6. Conclusions and Discussions

In this paper, we have proposed a new design of SCMA codebooks integrated with FH technology, which helps the SCMA system enhance its anti-jamming capability and transmission reliability. The hopped-SCMA codebooks are implemented by performing the cyclic shifting operation on the factor graph matrix of the SCMA codebooks, and the cyclic shifting operation is governed by the chaotic Bernoulli FH sequence. Through the proposed construction algorithm and performance analysis, the advantages of the proposed FH-SCMA codebooks and their system are concluded as follows:

• The proposed FH-SCMA codebooks attain a long period and good randomness/ uniformity, since the hopped-SCMA codebooks are controlled by the chaotic FH sequence based on the Bernoulli mapping function. The usage distributions of various SC-combinations obtain the small value of standard deviations. The active sub-carriers are hopped over a given RB group, which enhances the spectral efficiency.

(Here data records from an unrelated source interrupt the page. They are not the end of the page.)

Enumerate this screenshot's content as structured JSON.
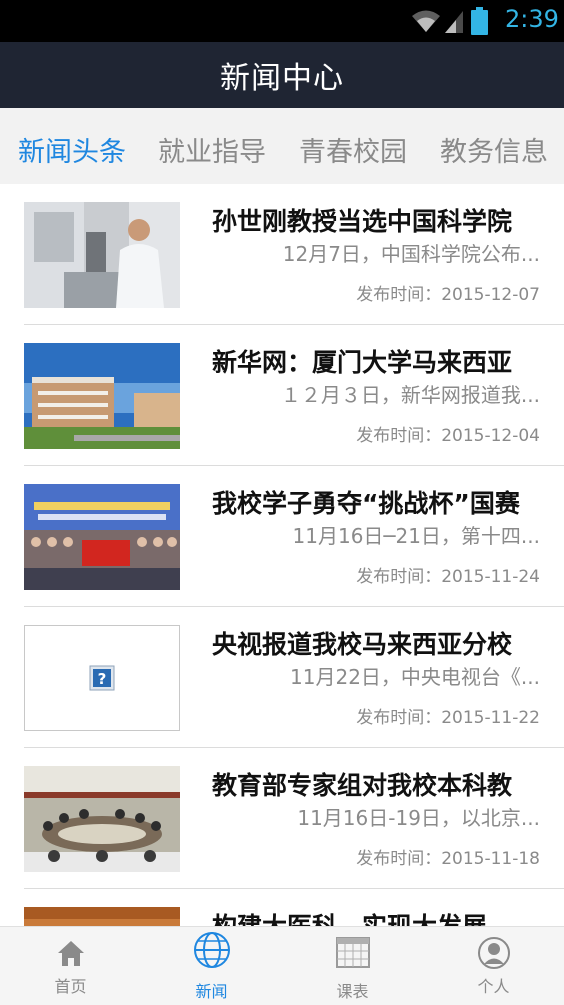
{
  "status_bar": {
    "time": "2:39",
    "icons": [
      "wifi-icon",
      "signal-icon",
      "battery-icon"
    ],
    "color": "#33b5e5"
  },
  "header": {
    "title": "新闻中心",
    "background": "#1f2533"
  },
  "tabs": [
    {
      "label": "新闻头条",
      "active": true
    },
    {
      "label": "就业指导",
      "active": false
    },
    {
      "label": "青春校园",
      "active": false
    },
    {
      "label": "教务信息",
      "active": false
    }
  ],
  "news": [
    {
      "headline": "孙世刚教授当选中国科学院",
      "summary": "12月7日，中国科学院公布...",
      "date": "发布时间：2015-12-07",
      "thumbnail": "lab-photo"
    },
    {
      "headline": "新华网：厦门大学马来西亚",
      "summary": "１２月３日，新华网报道我...",
      "date": "发布时间：2015-12-04",
      "thumbnail": "campus-building-photo"
    },
    {
      "headline": "我校学子勇夺“挑战杯”国赛",
      "summary": "11月16日─21日，第十四...",
      "date": "发布时间：2015-11-24",
      "thumbnail": "group-photo-banner"
    },
    {
      "headline": "央视报道我校马来西亚分校",
      "summary": "11月22日，中央电视台《...",
      "date": "发布时间：2015-11-22",
      "thumbnail": "missing-image-placeholder"
    },
    {
      "headline": "教育部专家组对我校本科教",
      "summary": "11月16日-19日，以北京...",
      "date": "发布时间：2015-11-18",
      "thumbnail": "meeting-room-photo"
    },
    {
      "headline": "构建大医科，实现大发展",
      "summary": "",
      "date": "",
      "thumbnail": "meeting-photo"
    }
  ],
  "bottom_nav": [
    {
      "label": "首页",
      "icon": "home-icon",
      "active": false
    },
    {
      "label": "新闻",
      "icon": "globe-icon",
      "active": true
    },
    {
      "label": "课表",
      "icon": "calendar-icon",
      "active": false
    },
    {
      "label": "个人",
      "icon": "person-icon",
      "active": false
    }
  ],
  "colors": {
    "accent": "#1f87e0",
    "muted_text": "#8a8a8a",
    "tab_bar_bg": "#f2f2f2"
  }
}
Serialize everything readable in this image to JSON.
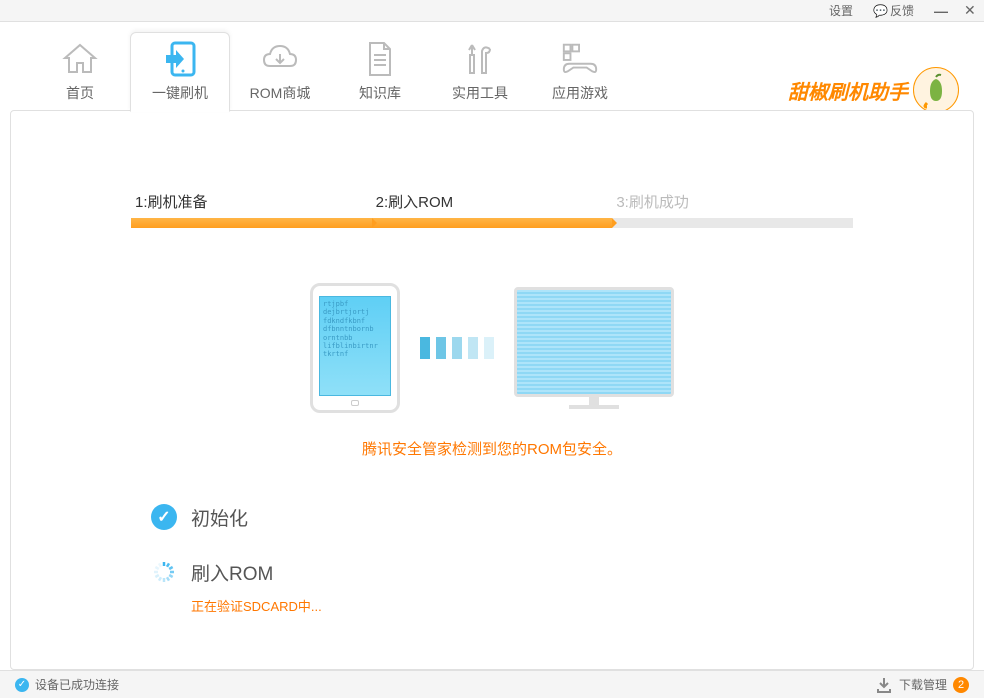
{
  "titlebar": {
    "settings": "设置",
    "feedback": "反馈"
  },
  "nav": {
    "tabs": [
      {
        "label": "首页"
      },
      {
        "label": "一键刷机"
      },
      {
        "label": "ROM商城"
      },
      {
        "label": "知识库"
      },
      {
        "label": "实用工具"
      },
      {
        "label": "应用游戏"
      }
    ]
  },
  "logo": {
    "text": "甜椒刷机助手"
  },
  "steps": [
    {
      "label": "1:刷机准备",
      "active": true
    },
    {
      "label": "2:刷入ROM",
      "active": true
    },
    {
      "label": "3:刷机成功",
      "active": false
    }
  ],
  "phone_text": "rtjpbf\ndejbrtjortj\nfdkndfkbnf\ndfbnntnbornb\norntnbb\nlifblinbirtnr\ntkrtnf",
  "security_msg": "腾讯安全管家检测到您的ROM包安全。",
  "status": {
    "init": "初始化",
    "flash": "刷入ROM",
    "flash_sub": "正在验证SDCARD中..."
  },
  "footer": {
    "connected": "设备已成功连接",
    "download_mgr": "下载管理",
    "badge_count": "2"
  }
}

• The sparsity of the proposed FH-SCMA codebooks is maintained perfectly so that the classic MPA multi-user detection can be directly applied to the FH-SCMA receiver without any adjustment. This feature guarantees that FH-SCMA codebooks attain favorable performance with low complexity.

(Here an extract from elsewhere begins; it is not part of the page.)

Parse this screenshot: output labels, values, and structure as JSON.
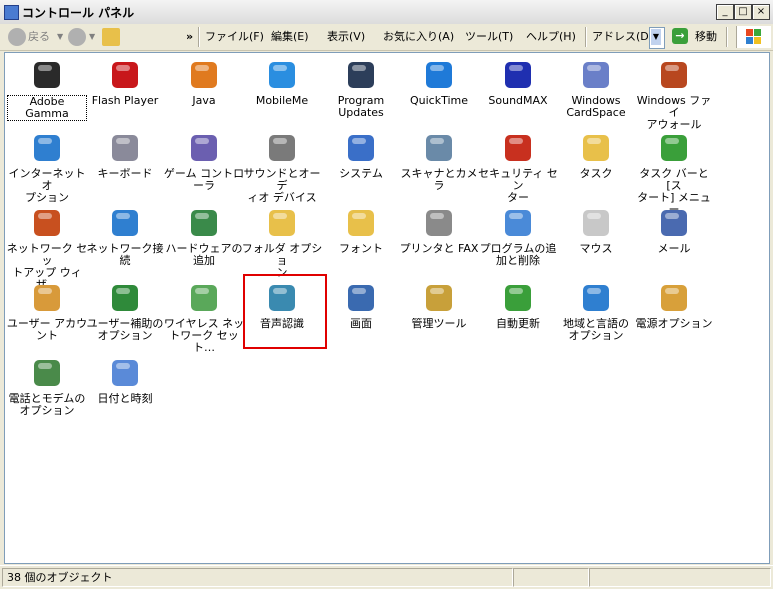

• In aid of the FH technique, the FH-SCMA codebooks (system) can efficiently combat the strong jamming attack (25% SCs and 50% TIs jammed), and the BER performance achieves an acceptable level of ${10}^{-3}$ compared to other SCMA systems, which is more suitable for the massive user access under the severe electromagnetic environment.

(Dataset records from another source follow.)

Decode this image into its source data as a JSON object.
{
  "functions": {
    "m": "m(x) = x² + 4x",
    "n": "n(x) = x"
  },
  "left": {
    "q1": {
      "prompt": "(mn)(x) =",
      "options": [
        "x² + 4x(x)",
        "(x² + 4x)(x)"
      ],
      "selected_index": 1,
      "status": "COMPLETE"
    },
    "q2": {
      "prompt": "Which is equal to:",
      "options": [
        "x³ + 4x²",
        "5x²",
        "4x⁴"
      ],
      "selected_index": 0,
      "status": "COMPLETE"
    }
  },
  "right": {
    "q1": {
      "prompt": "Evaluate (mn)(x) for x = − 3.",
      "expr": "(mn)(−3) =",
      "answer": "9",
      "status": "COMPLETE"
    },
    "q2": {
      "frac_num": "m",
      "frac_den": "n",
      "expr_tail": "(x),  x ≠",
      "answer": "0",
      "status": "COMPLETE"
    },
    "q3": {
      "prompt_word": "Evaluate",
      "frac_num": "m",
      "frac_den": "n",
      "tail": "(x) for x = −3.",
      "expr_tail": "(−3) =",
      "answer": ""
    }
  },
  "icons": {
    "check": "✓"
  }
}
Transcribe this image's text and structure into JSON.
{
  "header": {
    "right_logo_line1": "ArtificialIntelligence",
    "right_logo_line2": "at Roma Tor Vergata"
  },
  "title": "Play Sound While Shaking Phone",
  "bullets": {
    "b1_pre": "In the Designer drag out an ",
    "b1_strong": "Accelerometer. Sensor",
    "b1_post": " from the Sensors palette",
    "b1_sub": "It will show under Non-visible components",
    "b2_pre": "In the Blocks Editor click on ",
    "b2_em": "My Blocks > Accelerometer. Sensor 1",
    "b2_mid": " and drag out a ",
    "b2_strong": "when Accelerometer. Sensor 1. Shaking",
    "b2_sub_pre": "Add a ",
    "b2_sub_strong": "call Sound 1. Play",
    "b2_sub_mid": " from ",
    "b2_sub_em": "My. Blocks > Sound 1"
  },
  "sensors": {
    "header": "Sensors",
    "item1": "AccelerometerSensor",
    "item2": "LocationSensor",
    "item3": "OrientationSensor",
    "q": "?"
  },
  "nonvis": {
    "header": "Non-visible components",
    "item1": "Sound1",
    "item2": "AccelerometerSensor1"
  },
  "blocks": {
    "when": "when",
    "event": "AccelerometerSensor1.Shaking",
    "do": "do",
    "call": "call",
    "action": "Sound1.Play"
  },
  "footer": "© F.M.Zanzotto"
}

Overall, the main contents of this paper include: (i) a heuristic algorithm for constructing the FH-SCMA codebooks, and (ii) a simulation-based evaluation of properties, including the uniformity and the BER performance. However, the construction complexity of the proposed FH-SCMA codebooks mainly arises from the numerical precision of generating elements in the analog chaotic sequence with long periods. This complexity may pose implementation limitations in practice. Following this paper, we can draw forth several interesting directions in our future work. For example, more flexible construction algorithms of FH-SCMA codebooks will be developed via various mathematical methods. The theoretical BER expression of the FH-SCMA system employing the proposed FH-SCMA codebooks and the multi-user detection will be derived. In addition, the BER performance could be further improved by introducing emerging channel coding schemes, such as Polar code and low-density parity check code.